The challenge is not solved by a resolute universalism. For, as Hitchens was quick to point out to his still-evangelizing Christian readers, would it not be better for him to retain the integrity of his convictions to the end, rather than abandon them out of fear and self-concern? From the Christian vantage point -- this is perhaps the voice of C.S. Lewis -- should we not afford an unbeliever like Hitchens, following God's own lead, the courtesy of his commitments and so not relegate him to heaven's dark corner of unwilling converts?
I don't have a quick fix for these theological problems. Christians trust the God of cross and resurrection to act in exact accordance with the love, mercy, and grace revealed in Christ. In this way -- in a profoundly freeing way -- the fate of the departed is simply and completely out of our hands. It is just not up to us.
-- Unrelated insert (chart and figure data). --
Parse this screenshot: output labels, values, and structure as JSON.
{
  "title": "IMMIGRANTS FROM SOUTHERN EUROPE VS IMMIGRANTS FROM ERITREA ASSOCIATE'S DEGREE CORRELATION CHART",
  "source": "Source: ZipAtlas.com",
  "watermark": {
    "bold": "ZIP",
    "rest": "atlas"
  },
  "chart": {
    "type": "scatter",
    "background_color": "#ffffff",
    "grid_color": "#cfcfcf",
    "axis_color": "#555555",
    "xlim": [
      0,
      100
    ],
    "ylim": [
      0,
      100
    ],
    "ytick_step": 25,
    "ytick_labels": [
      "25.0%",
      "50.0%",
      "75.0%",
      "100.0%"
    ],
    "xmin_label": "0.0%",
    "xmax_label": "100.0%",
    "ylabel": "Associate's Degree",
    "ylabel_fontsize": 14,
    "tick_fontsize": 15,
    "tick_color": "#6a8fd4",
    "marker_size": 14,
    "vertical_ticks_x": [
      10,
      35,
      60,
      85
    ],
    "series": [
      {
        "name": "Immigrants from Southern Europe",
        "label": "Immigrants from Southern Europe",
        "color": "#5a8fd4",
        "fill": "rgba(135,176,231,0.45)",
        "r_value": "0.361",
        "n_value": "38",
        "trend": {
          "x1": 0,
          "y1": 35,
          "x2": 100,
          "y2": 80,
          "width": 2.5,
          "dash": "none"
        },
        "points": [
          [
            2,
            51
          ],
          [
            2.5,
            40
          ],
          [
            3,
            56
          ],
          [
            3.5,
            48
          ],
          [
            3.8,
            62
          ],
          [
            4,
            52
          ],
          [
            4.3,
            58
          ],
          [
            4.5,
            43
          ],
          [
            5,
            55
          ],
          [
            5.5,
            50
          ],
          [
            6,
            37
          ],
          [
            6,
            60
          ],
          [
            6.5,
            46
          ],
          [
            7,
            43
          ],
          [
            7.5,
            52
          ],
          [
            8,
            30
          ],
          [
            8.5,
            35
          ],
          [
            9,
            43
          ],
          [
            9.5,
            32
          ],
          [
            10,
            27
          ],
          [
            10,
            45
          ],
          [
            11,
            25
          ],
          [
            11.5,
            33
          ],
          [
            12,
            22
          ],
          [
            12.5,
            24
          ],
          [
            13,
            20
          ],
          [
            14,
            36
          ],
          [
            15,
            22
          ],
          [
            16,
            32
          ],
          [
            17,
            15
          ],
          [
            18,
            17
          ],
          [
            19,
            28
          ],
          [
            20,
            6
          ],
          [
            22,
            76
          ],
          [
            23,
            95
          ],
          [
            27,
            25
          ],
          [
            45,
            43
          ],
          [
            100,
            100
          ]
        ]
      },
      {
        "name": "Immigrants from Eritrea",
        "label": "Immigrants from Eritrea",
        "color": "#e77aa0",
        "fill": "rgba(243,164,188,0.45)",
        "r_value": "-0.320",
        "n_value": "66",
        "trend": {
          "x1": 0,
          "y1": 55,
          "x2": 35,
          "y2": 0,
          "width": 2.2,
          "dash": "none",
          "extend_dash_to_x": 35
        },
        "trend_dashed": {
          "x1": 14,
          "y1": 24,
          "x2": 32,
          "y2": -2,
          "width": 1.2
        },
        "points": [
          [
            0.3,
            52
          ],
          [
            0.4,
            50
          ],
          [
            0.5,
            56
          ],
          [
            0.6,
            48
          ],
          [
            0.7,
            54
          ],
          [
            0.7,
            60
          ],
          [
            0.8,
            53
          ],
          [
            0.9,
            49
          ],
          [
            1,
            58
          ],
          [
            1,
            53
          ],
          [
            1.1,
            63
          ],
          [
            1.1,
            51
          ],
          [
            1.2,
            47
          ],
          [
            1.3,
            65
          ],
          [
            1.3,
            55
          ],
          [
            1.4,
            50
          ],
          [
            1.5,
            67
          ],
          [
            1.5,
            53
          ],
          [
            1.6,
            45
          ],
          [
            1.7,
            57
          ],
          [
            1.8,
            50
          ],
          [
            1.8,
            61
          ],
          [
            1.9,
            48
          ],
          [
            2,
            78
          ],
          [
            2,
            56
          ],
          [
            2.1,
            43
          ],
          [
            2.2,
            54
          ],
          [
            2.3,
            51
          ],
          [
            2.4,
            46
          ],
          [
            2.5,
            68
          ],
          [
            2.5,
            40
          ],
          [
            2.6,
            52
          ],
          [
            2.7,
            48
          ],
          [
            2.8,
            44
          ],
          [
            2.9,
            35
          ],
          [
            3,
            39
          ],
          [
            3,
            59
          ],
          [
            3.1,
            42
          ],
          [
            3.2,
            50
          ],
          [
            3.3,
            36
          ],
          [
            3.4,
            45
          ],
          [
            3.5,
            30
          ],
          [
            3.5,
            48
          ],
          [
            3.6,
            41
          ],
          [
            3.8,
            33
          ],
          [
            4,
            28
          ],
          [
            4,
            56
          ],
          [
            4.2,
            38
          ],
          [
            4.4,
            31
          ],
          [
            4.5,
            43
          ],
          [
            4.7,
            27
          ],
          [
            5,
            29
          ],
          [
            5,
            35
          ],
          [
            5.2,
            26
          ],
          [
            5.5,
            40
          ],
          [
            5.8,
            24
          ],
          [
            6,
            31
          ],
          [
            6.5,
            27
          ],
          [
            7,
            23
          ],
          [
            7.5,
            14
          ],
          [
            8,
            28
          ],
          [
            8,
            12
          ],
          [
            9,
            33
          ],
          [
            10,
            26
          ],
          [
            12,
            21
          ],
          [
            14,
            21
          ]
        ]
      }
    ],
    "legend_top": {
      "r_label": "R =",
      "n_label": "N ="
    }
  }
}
Given this position, then, what are we we left with? What is our "stance" in such a situation? I have two suggestions.
The first is an absolutely steadfast faith in the victory of God's love in Christ. Christopher Hitchens was as subject as you or I to the vagaries and consequences of a world filled with sin, violence, falsehood, and death. And the God who created Christopher Hitchens, who upheld him at every moment of his life, who quite literally loved him into being and sustained him in love for more than six decades -- this God came near in Christ and acted once for all to deliver all things from bondage to death. If Christian faith excludes the Christopher Hitchenses of the world from the scope of God's redemption, it might as well give up the game.
My second suggestion is much smaller in focus, a rather homely theological gesture. I shared above of my affection for Hitchens. Though it did not take much effort -- and, of course, required zero cost -- this could be interpreted as a kind of literary love of enemy: Hitchens' distaste with me-and-mine could not win out against my genuine fondness for him. In the face of the rhetorical violence he perpetrated against "religious people," and even the actual violence he commended against those he deemed unworthy of life, I sincerely desired Hitchens' well-being; I wanted him to flourish, to succeed, to know love and health and long life. (I also hoped he would lose his enchantment with the Enlightenment, and open a book of real theology, and reject the myth of redemptive war -- but then, those are forms of loving him, too.)
In other words, my affection for Hitchens the atheist fundamentalist overwhelmed any other feeling or attitude I might have had for him. And I suspect this is something like the stance Christians should take in relation to all the (radically) unbelieving departed; for when I say "rest in peace," I really mean it. Not because I have worked-out ideas about the afterlife, or a backdoor deal with God, or secret hope that Hitchens was "right with the Lord" when he died -- although, to reiterate the first point above, Christian faith should presume and pray for the universal victory of God's love. No, my blessing on the life of Christopher Hitchens, and on his passing, comes not from intellect or doctrine, but from a love that overrules these other instincts. And my sense is that something like this overruling love is closer to where we ought to be than sure knowledge of any person's eternal fate.
A last time, then: Rest in peace, Christopher Hitchens. May the wordy affection your work inspired in this believer be a testament to your lifelong gift, and a lasting irony you would have enjoyed to no end.